On every commit, write a record to a journal file that looks like a
git-fast-import commit record, except that the <ref> parts are RCS
revision numbers.

You’re done. It may take you a bit to think through all the
retrieval cases, but they’re all covered by one indirection through
the journal file.

Don’t like the journal file? No problem, you just write a
sequence-numbered tag to all files for each commit. This would be
slower, though.

There are optimizations possible. Strictly speaking, if you have
an intact chain of rename properties you can get away with not
copying history to the target of a rename.

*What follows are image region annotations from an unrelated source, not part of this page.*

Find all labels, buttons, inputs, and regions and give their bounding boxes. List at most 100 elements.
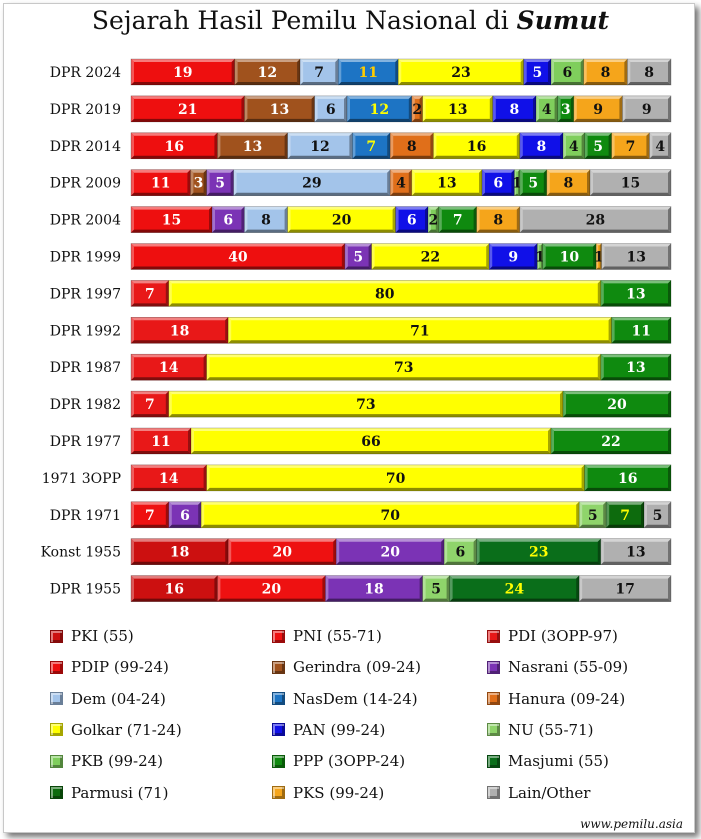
bevel-top bbox=[244, 206, 288, 210]
bevel-left bbox=[563, 132, 566, 159]
segment-value-label: 20 bbox=[607, 397, 627, 413]
segment-value-label: 24 bbox=[505, 582, 525, 598]
segment-fill bbox=[557, 95, 574, 122]
bevel-top bbox=[551, 59, 584, 62]
segment-value-label: 8 bbox=[564, 176, 574, 192]
bar-segment: 8 bbox=[492, 95, 537, 123]
bevel-left bbox=[546, 169, 550, 196]
bevel-bottom bbox=[519, 192, 547, 196]
segment-outline bbox=[578, 575, 672, 602]
segment-fill bbox=[519, 206, 671, 233]
bevel-left bbox=[228, 538, 232, 565]
segment-value-label: 13 bbox=[626, 286, 645, 302]
bar-segment: 18 bbox=[325, 575, 423, 602]
segment-outline bbox=[411, 95, 423, 123]
segment-value-label: 8 bbox=[510, 102, 520, 118]
segment-fill bbox=[492, 95, 536, 122]
bevel-bottom bbox=[314, 118, 347, 122]
bar-segment: 14 bbox=[130, 353, 207, 381]
segment-fill bbox=[600, 280, 671, 307]
segment-fill bbox=[584, 132, 612, 159]
bevel-right bbox=[668, 391, 671, 418]
segment-fill bbox=[131, 59, 235, 85]
bar-row: DPR 1999 40 5 22 9 1 10 1 13 bbox=[50, 243, 672, 270]
bevel-left bbox=[244, 95, 248, 122]
bevel-bottom bbox=[131, 303, 169, 307]
segment-fill bbox=[206, 354, 601, 381]
bevel-right bbox=[560, 391, 563, 418]
bar-segment: 5 bbox=[578, 501, 607, 529]
bar-row: DPR 1992 18 71 11 bbox=[50, 316, 672, 344]
segment-fill bbox=[542, 243, 597, 270]
bevel-top bbox=[476, 538, 601, 542]
bar-segment: 7 bbox=[130, 280, 170, 307]
bar-segment: 9 bbox=[622, 95, 672, 123]
bevel-right bbox=[576, 501, 580, 528]
segment-fill bbox=[600, 538, 671, 565]
bevel-right bbox=[668, 59, 671, 85]
bar-segment: 6 bbox=[395, 206, 429, 233]
segment-fill bbox=[131, 354, 207, 381]
bevel-bottom bbox=[131, 155, 218, 159]
bevel-right bbox=[297, 59, 301, 85]
bevel-left bbox=[300, 59, 304, 85]
bevel-bottom bbox=[131, 266, 345, 270]
bevel-left bbox=[519, 169, 523, 196]
bar-segment: 70 bbox=[206, 464, 585, 492]
bevel-right bbox=[603, 501, 607, 528]
segment-fill bbox=[131, 501, 169, 528]
bevel-right bbox=[548, 428, 551, 454]
segment-fill bbox=[338, 59, 399, 85]
bevel-left bbox=[611, 132, 615, 159]
bevel-right bbox=[473, 206, 477, 233]
bevel-top bbox=[217, 575, 326, 579]
bevel-right bbox=[368, 243, 372, 270]
segment-value-label: 16 bbox=[164, 582, 183, 598]
segment-fill bbox=[168, 391, 564, 418]
bevel-left bbox=[601, 243, 605, 270]
segment-outline bbox=[352, 132, 391, 160]
bevel-bottom bbox=[584, 487, 671, 491]
title-region: Sumut bbox=[516, 6, 610, 35]
bevel-bottom bbox=[131, 82, 235, 85]
bar-segment: 11 bbox=[130, 169, 191, 196]
bar-segment: 18 bbox=[130, 316, 229, 344]
chart-title: Sejarah Hasil Pemilu Nasional di Sumut bbox=[0, 6, 701, 35]
bevel-bottom bbox=[131, 451, 191, 454]
bevel-bottom bbox=[579, 524, 607, 528]
bevel-bottom bbox=[444, 561, 477, 565]
segment-outline bbox=[611, 316, 672, 344]
segment-fill bbox=[131, 280, 169, 307]
segment-value-label: 13 bbox=[243, 139, 262, 155]
bevel-top bbox=[300, 59, 339, 62]
bevel-right bbox=[619, 95, 623, 122]
segment-value-label: 22 bbox=[601, 434, 620, 450]
segment-fill bbox=[422, 95, 493, 122]
bevel-bottom bbox=[514, 193, 520, 196]
bevel-left bbox=[438, 206, 442, 233]
bevel-top bbox=[584, 464, 671, 468]
bar-segment: 16 bbox=[584, 464, 672, 492]
bevel-bottom bbox=[523, 82, 551, 85]
bevel-right bbox=[241, 95, 245, 122]
segment-outline bbox=[562, 390, 672, 418]
segment-value-label: 4 bbox=[396, 176, 406, 192]
bevel-right bbox=[597, 280, 601, 307]
bevel-right bbox=[284, 132, 288, 159]
bevel-top bbox=[131, 354, 207, 358]
segment-value-label: 6 bbox=[223, 213, 233, 229]
bar-segment: 8 bbox=[546, 169, 591, 196]
bar-segment: 11 bbox=[130, 427, 192, 455]
bevel-top bbox=[514, 169, 520, 172]
bar-segment: 13 bbox=[600, 280, 672, 307]
bevel-left bbox=[622, 95, 626, 122]
bevel-bottom bbox=[482, 192, 515, 196]
segment-value-label: 71 bbox=[410, 323, 429, 339]
bevel-right bbox=[203, 354, 207, 381]
bevel-top bbox=[422, 95, 493, 99]
segment-value-label: 20 bbox=[380, 545, 400, 561]
bar-row: DPR 2014 16 13 12 7 8 16 8 4 5 7 4 bbox=[50, 132, 672, 160]
bevel-top bbox=[519, 132, 563, 136]
bevel-top bbox=[352, 132, 391, 136]
segment-value-label: 23 bbox=[529, 545, 548, 561]
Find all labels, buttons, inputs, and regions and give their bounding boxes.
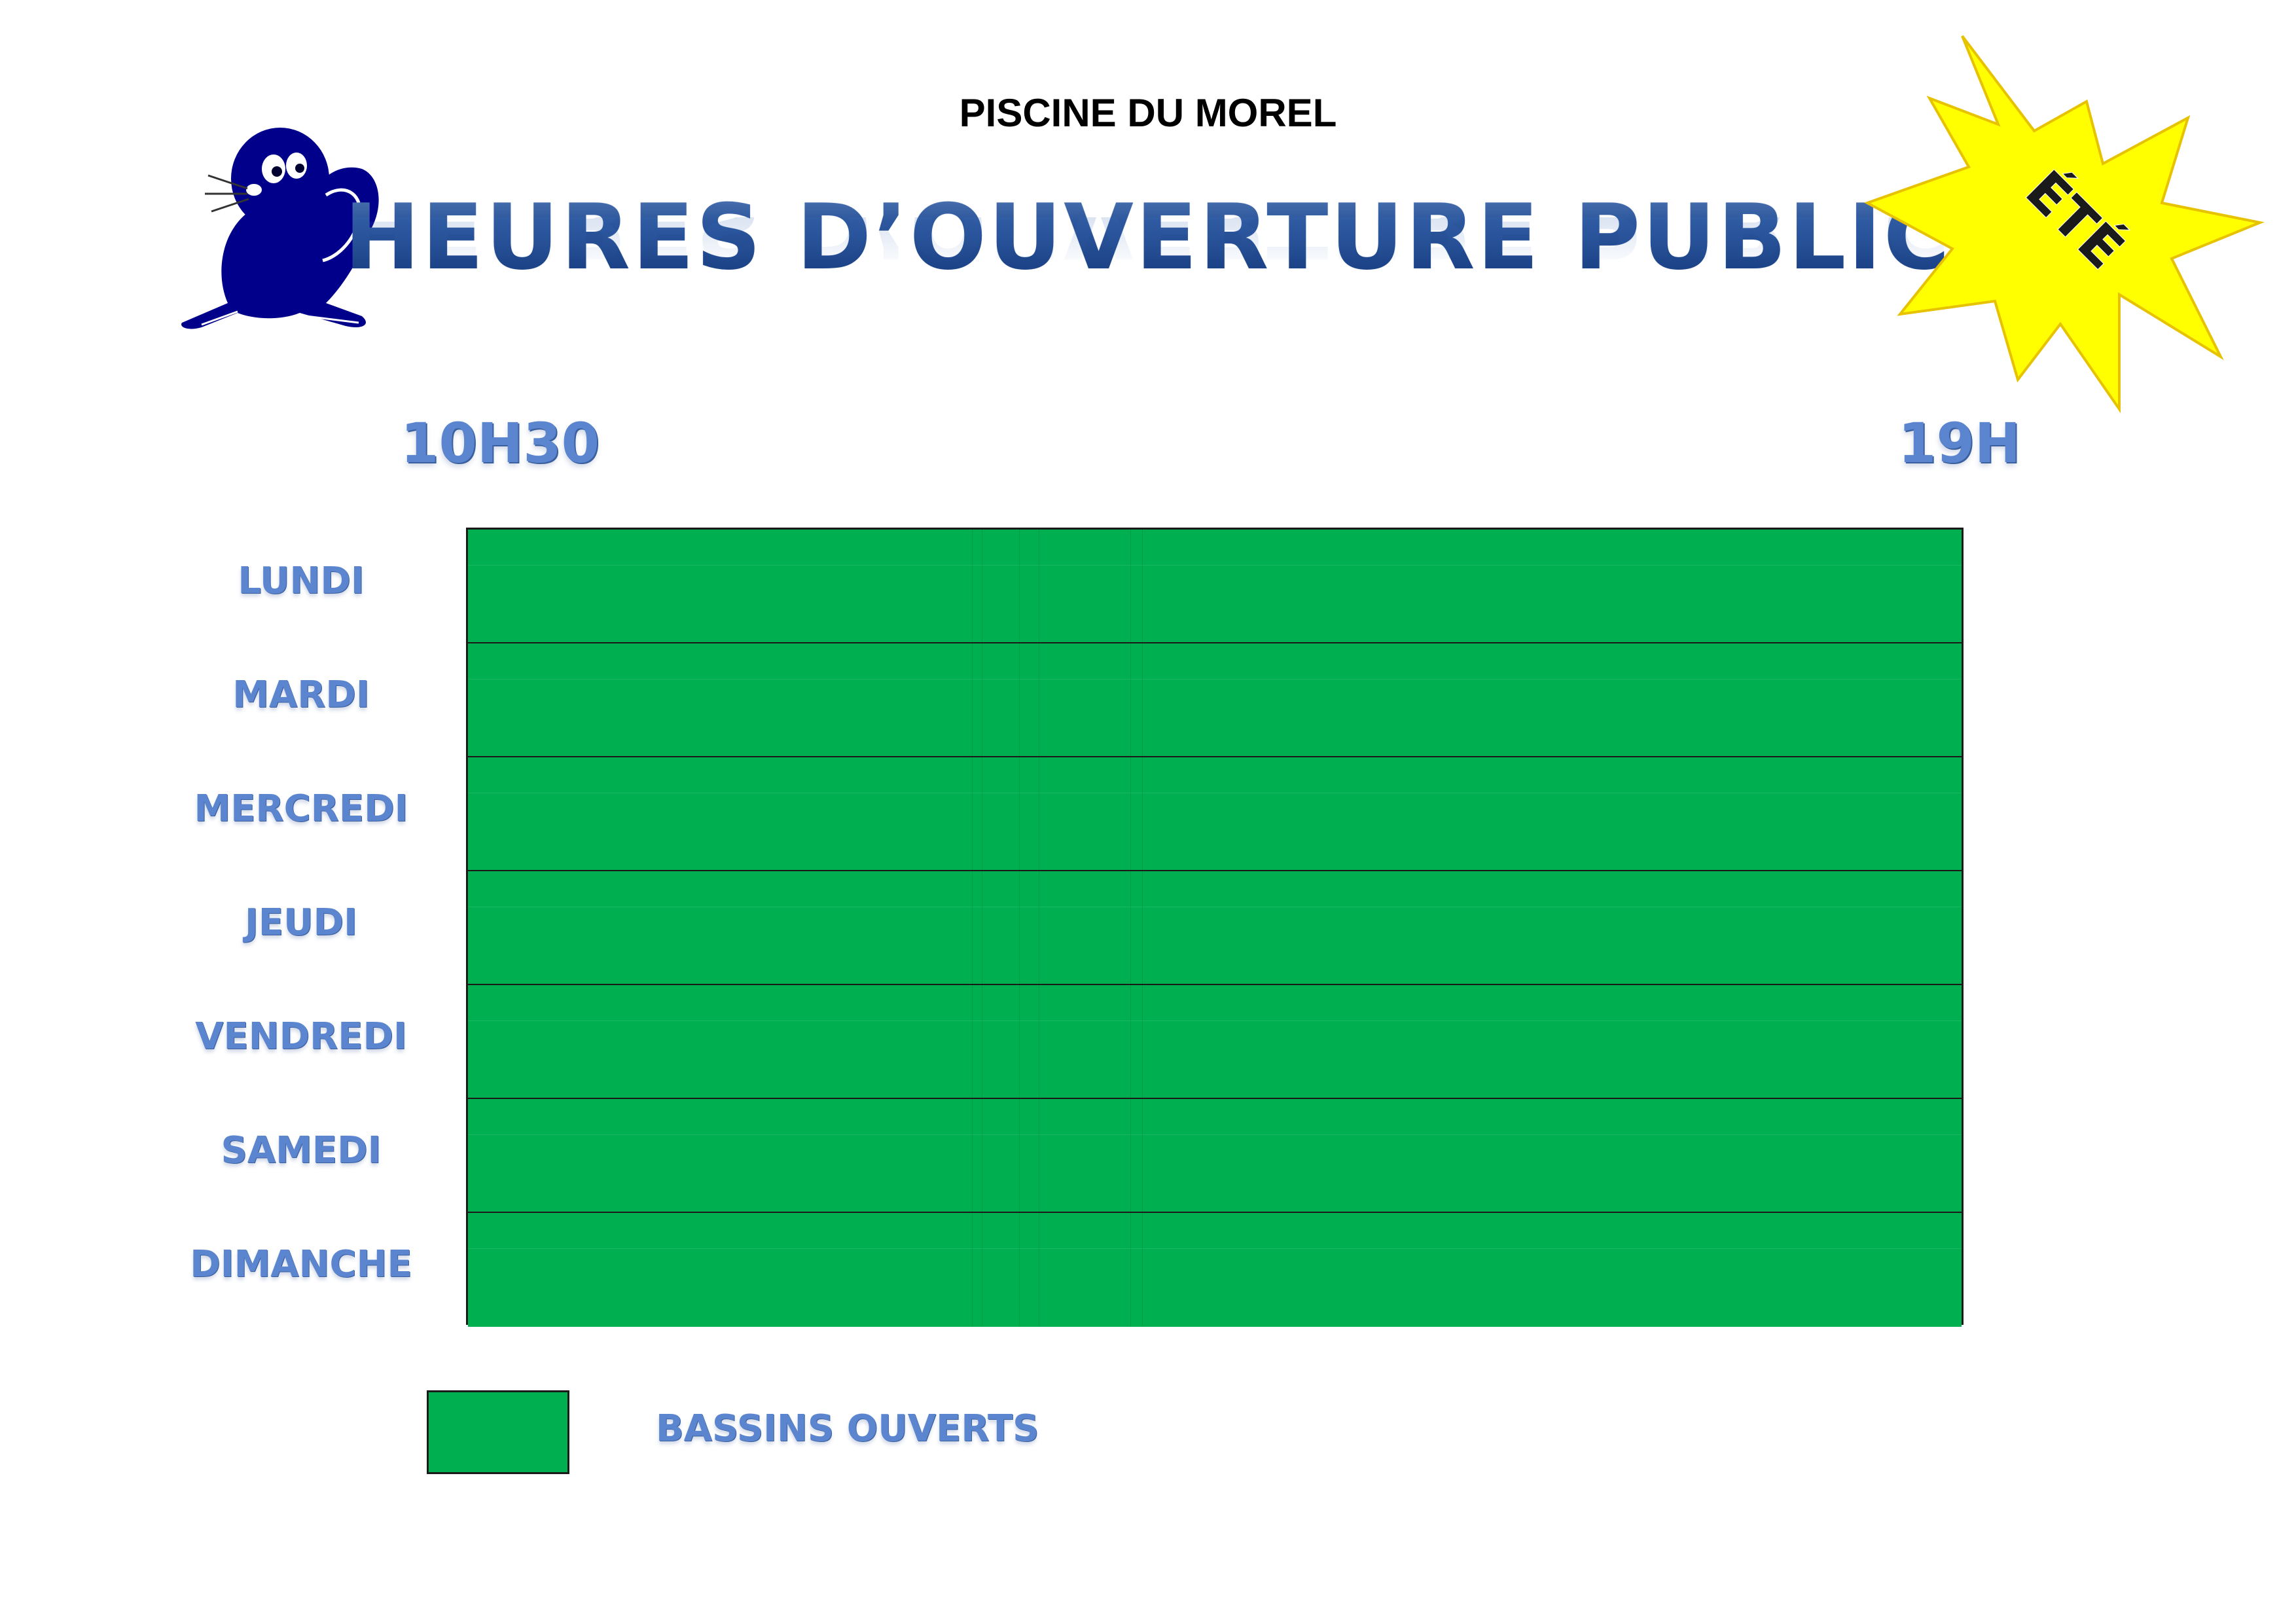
schedule-grid <box>466 528 1964 1327</box>
page-title: HEURES D’OUVERTURE PUBLIC <box>0 185 2296 290</box>
day-label-mardi: MARDI <box>232 674 370 716</box>
starburst-icon <box>1864 35 2265 414</box>
day-label-dimanche: DIMANCHE <box>190 1243 412 1286</box>
day-label-vendredi: VENDREDI <box>195 1015 407 1058</box>
day-label-samedi: SAMEDI <box>221 1129 382 1172</box>
pool-name: PISCINE DU MOREL <box>959 91 1337 135</box>
day-label-lundi: LUNDI <box>238 560 365 602</box>
schedule-row-lundi <box>468 530 1962 643</box>
schedule-row-vendredi <box>468 985 1962 1099</box>
schedule-row-jeudi <box>468 871 1962 985</box>
seal-mascot-icon <box>181 128 379 329</box>
schedule-row-mercredi <box>468 757 1962 871</box>
summer-starburst-badge: ÉTÉ <box>1864 35 2265 414</box>
day-label-mercredi: MERCREDI <box>194 787 408 830</box>
legend-label: BASSINS OUVERTS <box>656 1407 1039 1450</box>
schedule-row-dimanche <box>468 1213 1962 1327</box>
day-label-jeudi: JEUDI <box>245 901 357 944</box>
opening-time: 10H30 <box>401 411 600 475</box>
schedule-row-mardi <box>468 643 1962 757</box>
legend-swatch <box>427 1390 569 1474</box>
closing-time: 19H <box>1898 411 2021 475</box>
schedule-row-samedi <box>468 1099 1962 1213</box>
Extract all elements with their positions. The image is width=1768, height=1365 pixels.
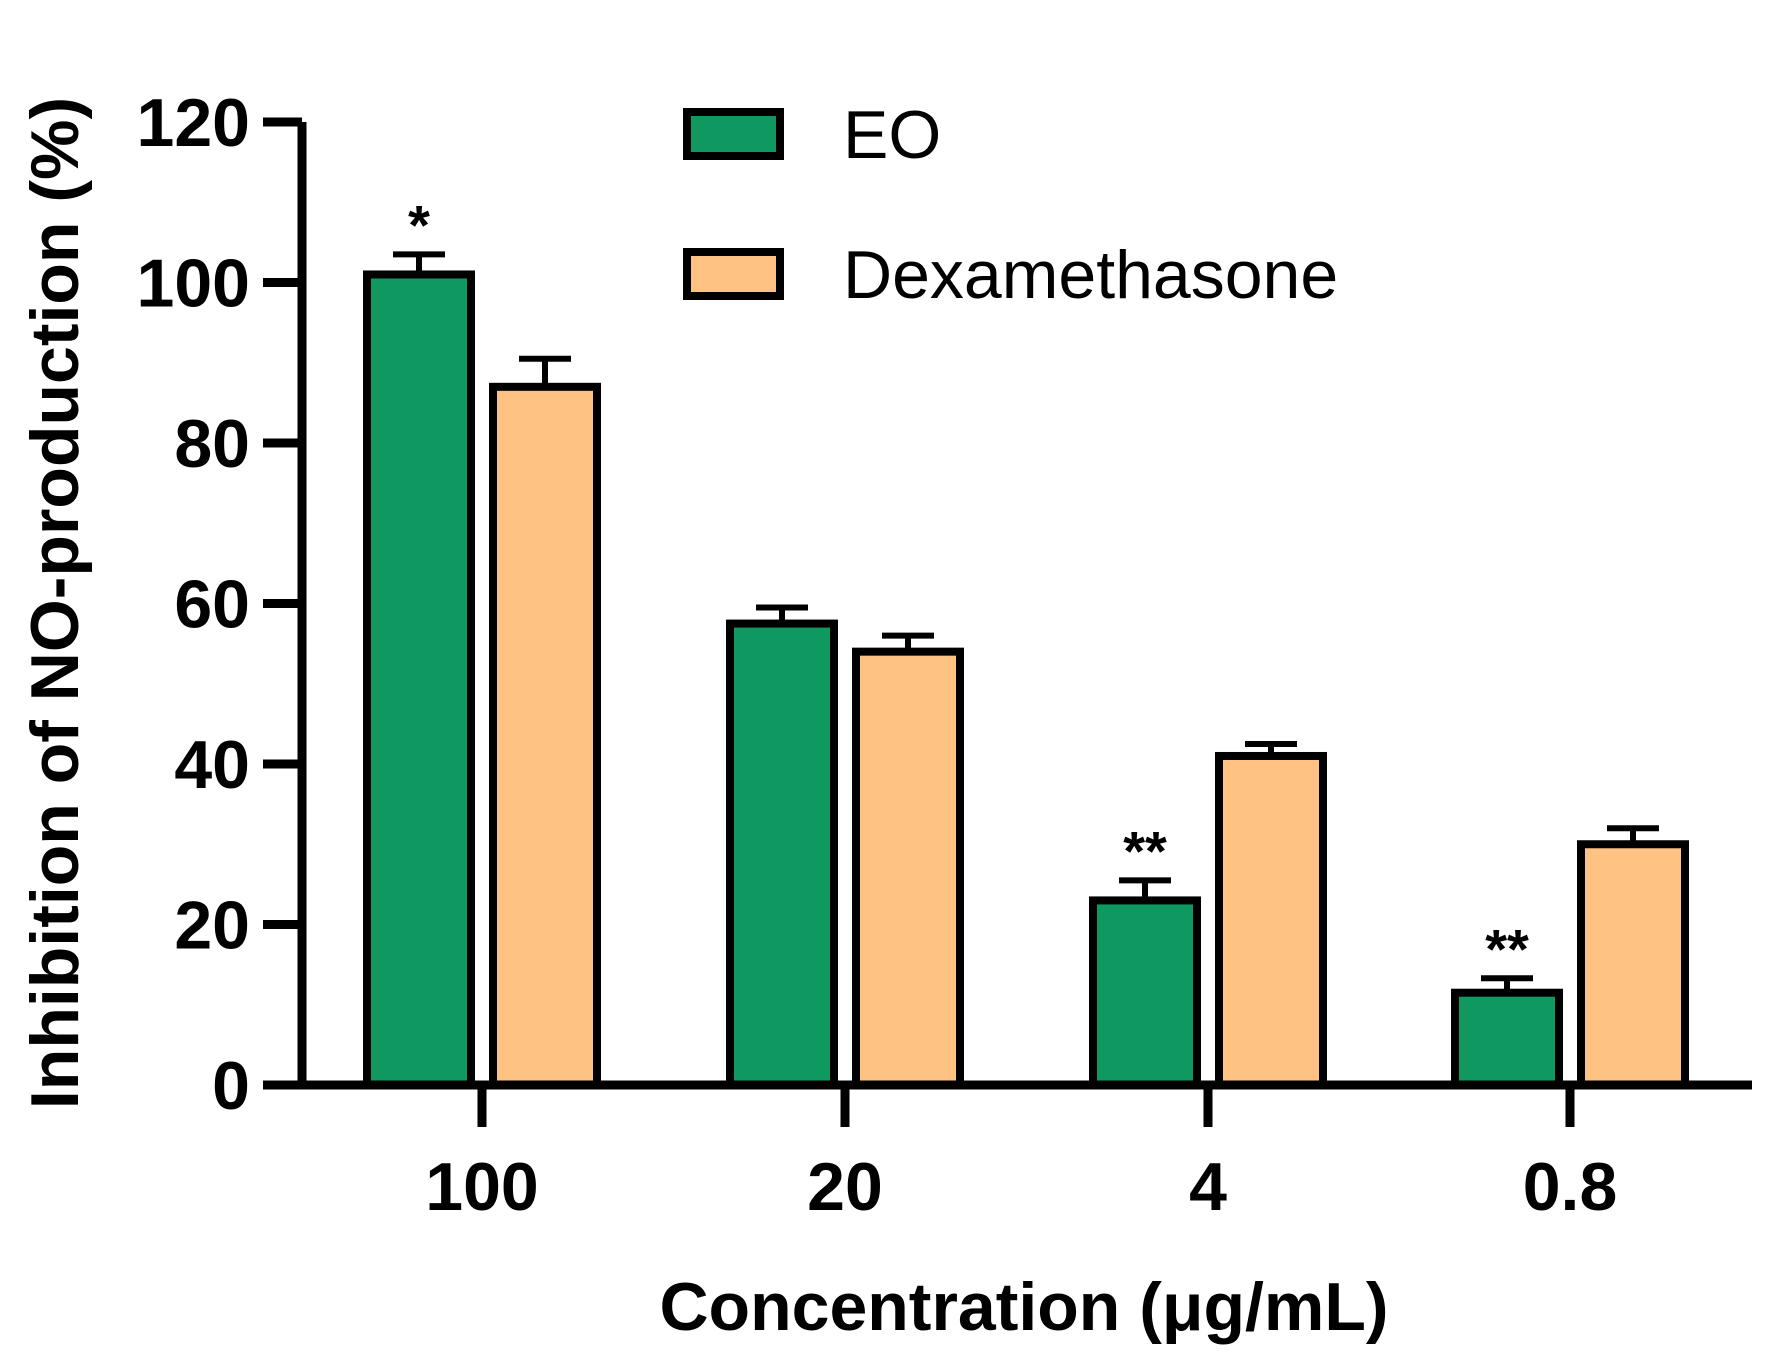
bar-eo-4 bbox=[1089, 896, 1201, 1089]
x-tick-label-20: 20 bbox=[807, 1149, 883, 1225]
y-tick-label-40: 40 bbox=[174, 727, 250, 803]
y-tick-label-120: 120 bbox=[137, 85, 250, 161]
y-ticks-layer: 0 20 40 60 80 100 120 bbox=[137, 85, 302, 1124]
bar-dexamethasone-4 bbox=[1215, 751, 1327, 1089]
bar-dexamethasone-20 bbox=[852, 647, 964, 1090]
bar-eo-0_8 bbox=[1451, 988, 1563, 1090]
x-ticks-layer: 100 20 4 0.8 bbox=[425, 1085, 1617, 1225]
bar-eo-100 bbox=[363, 270, 475, 1090]
y-tick-label-100: 100 bbox=[137, 246, 250, 322]
bar-dexamethasone-0_8 bbox=[1577, 840, 1689, 1089]
x-tick-label-100: 100 bbox=[425, 1149, 538, 1225]
bar-dexamethasone-100 bbox=[489, 382, 601, 1089]
significance-marker-4: ** bbox=[1123, 819, 1167, 882]
significance-marker-100: * bbox=[408, 193, 430, 256]
legend-swatch-dexamethasone bbox=[683, 248, 784, 300]
error-bars-layer bbox=[393, 251, 1659, 993]
legend-label-dexamethasone: Dexamethasone bbox=[843, 237, 1338, 313]
legend: EO Dexamethasone bbox=[683, 97, 1338, 313]
x-tick-label-0_8: 0.8 bbox=[1523, 1149, 1618, 1225]
y-tick-label-0: 0 bbox=[212, 1048, 250, 1124]
y-axis-title: Inhibition of NO-production (%) bbox=[17, 97, 93, 1109]
y-tick-label-20: 20 bbox=[174, 888, 250, 964]
y-tick-label-80: 80 bbox=[174, 406, 250, 482]
bar-eo-20 bbox=[726, 619, 838, 1089]
significance-layer: ***** bbox=[408, 193, 1529, 980]
significance-marker-0_8: ** bbox=[1485, 917, 1529, 980]
x-tick-label-4: 4 bbox=[1189, 1149, 1227, 1225]
x-axis-title: Concentration (μg/mL) bbox=[659, 1269, 1388, 1345]
legend-label-eo: EO bbox=[843, 97, 941, 173]
legend-swatch-eo bbox=[683, 108, 784, 160]
y-tick-label-60: 60 bbox=[174, 567, 250, 643]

The key point is that once a revision has been appended to a specific
master, you *never delete it*. Ever. That simple rule and some pointer
chasing gives you a revision store that is robust in the presence of D,
R, and C operations. Nothing else does.

Not by coincidence, modern DVCSes use the same strategy.

He did raise one interesting point:

> Considering the debates still going on the “proper” way to handle
> renames and copies, I’m not sure it would have been accepted ;-)

But it turns out that has an answer, too:

The above scheme gives you git-like semantics. For bzr-like semantics,
add one more wrinkle; a unique identity cookie assigned at master-creation
time that follows it through renames. Your storage management doesn’t
care about this cookie; only the merge algorithm cares.

All this is so simple [and actually implemented in rcs-fast-import] that
I’m now quite surprised the CVS people got it wrong. I could ship a
daemon that implemented these rules in a week, and could have done
so in 1985 if I’d known it was important.

Sigh…sometimes the hardest part is knowing what to spend your thinking time on. I console myself with the thought that, after all, I have gotten this right some times that it mattered.